This made it difficult for long-term investors to place their bets on PSU stocks. As OFS prices were offered at a discount, investors would participate with the aim of purchasing the stock at the discounted price and selling it at market price for quick gains. This added to the supply pressure on the stock. Additional discount was given to retail investors to attract them.
The government is now keen on selling its stake through strategic disinvestment and much less keen on using ETFs for the purpose.
“The strategic disinvestment route would help the government to realise better value for its holdings, and also help in enhancing the value of the PSU companies,” Patil says.What should investors do?
Such theme-based funds can be avoided for long-term financial goals, as these can go through periods of high volatility.
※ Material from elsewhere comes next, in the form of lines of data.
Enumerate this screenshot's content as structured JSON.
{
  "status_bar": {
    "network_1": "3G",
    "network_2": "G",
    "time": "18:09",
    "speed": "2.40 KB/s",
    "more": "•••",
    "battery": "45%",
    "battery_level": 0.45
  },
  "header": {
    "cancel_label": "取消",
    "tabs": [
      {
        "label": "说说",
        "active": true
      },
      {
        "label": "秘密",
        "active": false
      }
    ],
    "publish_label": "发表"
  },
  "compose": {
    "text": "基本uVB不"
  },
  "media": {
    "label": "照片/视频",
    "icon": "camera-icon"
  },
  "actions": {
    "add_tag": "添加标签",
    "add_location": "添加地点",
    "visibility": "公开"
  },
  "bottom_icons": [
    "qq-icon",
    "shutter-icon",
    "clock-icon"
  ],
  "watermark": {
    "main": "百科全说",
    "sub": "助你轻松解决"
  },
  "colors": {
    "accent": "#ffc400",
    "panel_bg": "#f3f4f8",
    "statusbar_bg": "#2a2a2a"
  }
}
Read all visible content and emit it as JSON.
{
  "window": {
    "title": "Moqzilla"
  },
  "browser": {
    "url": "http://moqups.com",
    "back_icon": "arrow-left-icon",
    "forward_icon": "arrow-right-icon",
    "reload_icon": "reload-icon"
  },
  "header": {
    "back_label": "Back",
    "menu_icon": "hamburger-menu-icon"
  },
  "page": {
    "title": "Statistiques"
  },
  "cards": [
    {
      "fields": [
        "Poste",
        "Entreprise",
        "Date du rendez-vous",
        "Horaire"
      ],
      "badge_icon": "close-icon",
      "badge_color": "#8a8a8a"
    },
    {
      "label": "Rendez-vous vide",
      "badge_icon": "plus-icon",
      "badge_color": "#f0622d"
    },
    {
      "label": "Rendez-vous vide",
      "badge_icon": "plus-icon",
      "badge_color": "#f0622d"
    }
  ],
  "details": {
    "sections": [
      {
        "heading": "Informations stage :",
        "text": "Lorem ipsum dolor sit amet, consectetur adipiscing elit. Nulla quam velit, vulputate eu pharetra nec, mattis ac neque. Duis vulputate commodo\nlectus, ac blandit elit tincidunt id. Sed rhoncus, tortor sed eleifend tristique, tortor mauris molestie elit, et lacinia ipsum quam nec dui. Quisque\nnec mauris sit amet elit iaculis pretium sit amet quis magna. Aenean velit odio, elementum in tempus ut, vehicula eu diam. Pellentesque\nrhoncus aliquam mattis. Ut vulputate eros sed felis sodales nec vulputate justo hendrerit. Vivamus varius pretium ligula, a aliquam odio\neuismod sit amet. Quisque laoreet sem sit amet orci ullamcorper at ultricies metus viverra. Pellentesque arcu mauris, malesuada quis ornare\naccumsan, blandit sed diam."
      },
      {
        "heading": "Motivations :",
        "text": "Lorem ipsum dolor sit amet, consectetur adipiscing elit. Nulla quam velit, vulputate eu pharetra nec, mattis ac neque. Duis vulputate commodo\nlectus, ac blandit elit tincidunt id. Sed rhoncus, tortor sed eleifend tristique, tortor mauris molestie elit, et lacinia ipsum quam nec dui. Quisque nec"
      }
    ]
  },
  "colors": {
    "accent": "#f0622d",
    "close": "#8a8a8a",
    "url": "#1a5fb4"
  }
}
“PSU funds are not well-diversified, as they only invest in PSU companies, which have presence in a limited set of sectors. A diversified equity fund can give investors exposure to a wider set of sectors and growth-oriented companies,” says Rushabh Desai, a Mumbai-based MF distributor.
“While PSUs look attractive on valuations, it is important to enter as well as exit at the right time in theme-based funds, but this might not be possible for all investors,” says Kirtan Shah, co-founder and chief executive officer of SRE Wealth.
Savvy investors with the understanding of different sectors may make some tactical allocation to these funds with a short-term view.